Now, DHS will also consider the use of other public benefits when deciding on visa applications. These include the Supplemental Nutrition Assistance Program (SNAP, formerly food stamps) and federally funded health insurance. In contrast to the relatively small population that uses TANF, more than 36 million people receive SNAP benefits. Under the new rule, if a person relies on a program like SNAP for more than 12 months over a three-year period, they may be considered a public charge. This includes people who are employed. As we’ve reported in the past, many people who work full-time in low-wage jobs are still eligible to receive public benefits like SNAP.
Denials of visas for poor immigrants on public charge grounds have spiked in recent years, even without this policy. The State Department rejected more than 12,000 people last year, up from 1,033 in 2016, Politico reports.
The new rule was scheduled to take effect in October of 2019, but it was blocked by a federal judge in the Southern District of New York. The Supreme Court ruling allows the policy to move forward while other lawsuits challenging it work their way through the lower courts. It’s important to note this decision did not consider the merits of the rule itself; the justices instead reversed a decision to freeze the rule nationwide while the 2nd U.S. Circuit Court of Appeals makes a decision. It’s possible an appeal from the ruling made by the Court of Appeals could make its way back to the Supreme Court, resulting in an eventual judgement on the rule itself.

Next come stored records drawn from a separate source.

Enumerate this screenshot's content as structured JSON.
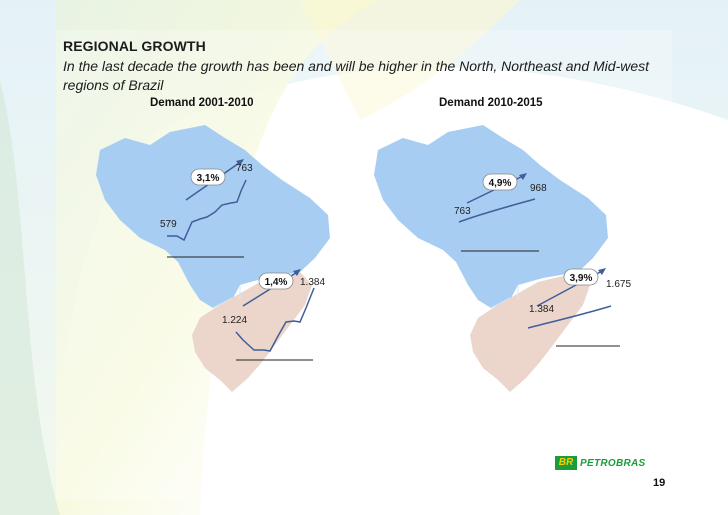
{
  "slide": {
    "title": "REGIONAL GROWTH",
    "subtitle": "In the last decade the growth has been and will be higher in the North, Northeast and Mid-west regions of Brazil",
    "page_number": "19",
    "logo_mark": "BR",
    "logo_text": "PETROBRAS",
    "colors": {
      "map_blue": "#a8cdf3",
      "map_pink": "#ecd5cb",
      "line_blue": "#3f5f9a",
      "logo_green": "#1a9e3c",
      "logo_yellow": "#f5d000"
    }
  },
  "panels": [
    {
      "title": "Demand 2001-2010",
      "north": {
        "growth": "3,1%",
        "start": "579",
        "end": "763"
      },
      "south": {
        "growth": "1,4%",
        "start": "1.224",
        "end": "1.384"
      }
    },
    {
      "title": "Demand 2010-2015",
      "north": {
        "growth": "4,9%",
        "start": "763",
        "end": "968"
      },
      "south": {
        "growth": "3,9%",
        "start": "1.384",
        "end": "1.675"
      }
    }
  ]
}
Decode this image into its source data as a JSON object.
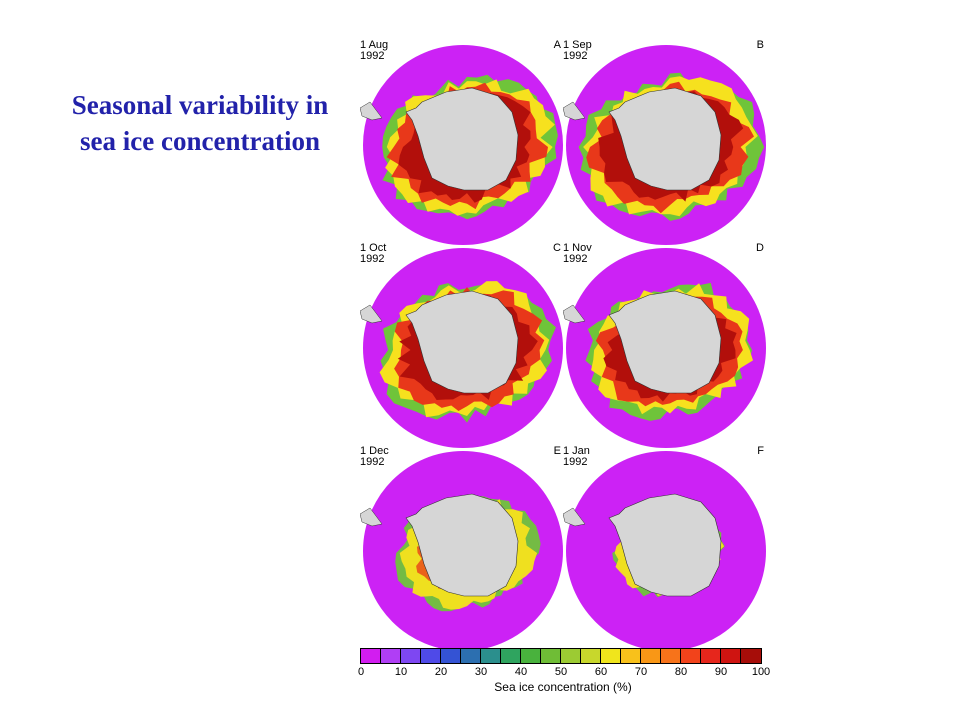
{
  "title": "Seasonal variability in sea ice concentration",
  "panels": [
    {
      "date": "1 Aug\n1992",
      "letter": "A",
      "month": "Aug"
    },
    {
      "date": "1 Sep\n1992",
      "letter": "B",
      "month": "Sep"
    },
    {
      "date": "1 Oct\n1992",
      "letter": "C",
      "month": "Oct"
    },
    {
      "date": "1 Nov\n1992",
      "letter": "D",
      "month": "Nov"
    },
    {
      "date": "1 Dec\n1992",
      "letter": "E",
      "month": "Dec"
    },
    {
      "date": "1 Jan\n1992",
      "letter": "F",
      "month": "Jan"
    }
  ],
  "colorbar": {
    "title": "Sea ice concentration (%)",
    "ticks": [
      "0",
      "10",
      "20",
      "30",
      "40",
      "50",
      "60",
      "70",
      "80",
      "90",
      "100"
    ],
    "colors": [
      "#d21df0",
      "#b03ef5",
      "#7e47f2",
      "#4f4ae8",
      "#3453d4",
      "#2c6fb0",
      "#2b8f8d",
      "#2fa45f",
      "#49b23d",
      "#6fbd36",
      "#9ccb33",
      "#c8d72c",
      "#f0e51c",
      "#f8c11b",
      "#f99716",
      "#f7731a",
      "#f2431b",
      "#e6261c",
      "#cf1411",
      "#a60d09"
    ]
  },
  "map_colors": {
    "ocean": "#cc22f5",
    "land": "#d6d6d6",
    "ice_outer": "#6fc43a",
    "ice_mid": "#f6e11e",
    "ice_inner": "#e8381a",
    "ice_core": "#b20f0b"
  }
}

Still, the real impact of the policy change may be felt among low-income immigrant families long before they apply for green cards. Knowing that applying for food stamps may someday count against them in a visa application will likely sway people against signing up for SNAP. In fact, as we reported in 2018, immigrant use of the program plummeted after Trump took office. At the time, public health advocates attributed the decline to an uptick in anti-immigrant rhetoric and threats of policy changes on the horizon.

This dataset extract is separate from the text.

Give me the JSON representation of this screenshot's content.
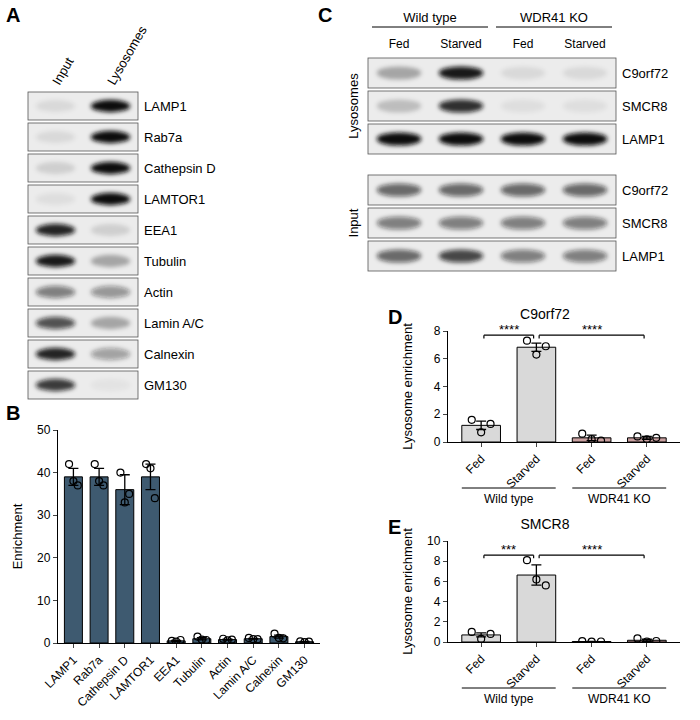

“The administration has weaponized DHS to make it harder for immigrants to find a home, build a family and participate in our society,” said Sam Brooke, deputy legal director of the Southern Poverty Law Center, in a statement. “The rule is just the latest effort in the Trump administration’s relentless attack on nonwhite immigrants in our communities and at the border.”
The Supreme Court ruling allows the rule to take effect everywhere except Illinois, where a lower court decision blocking its implementation will remain in place.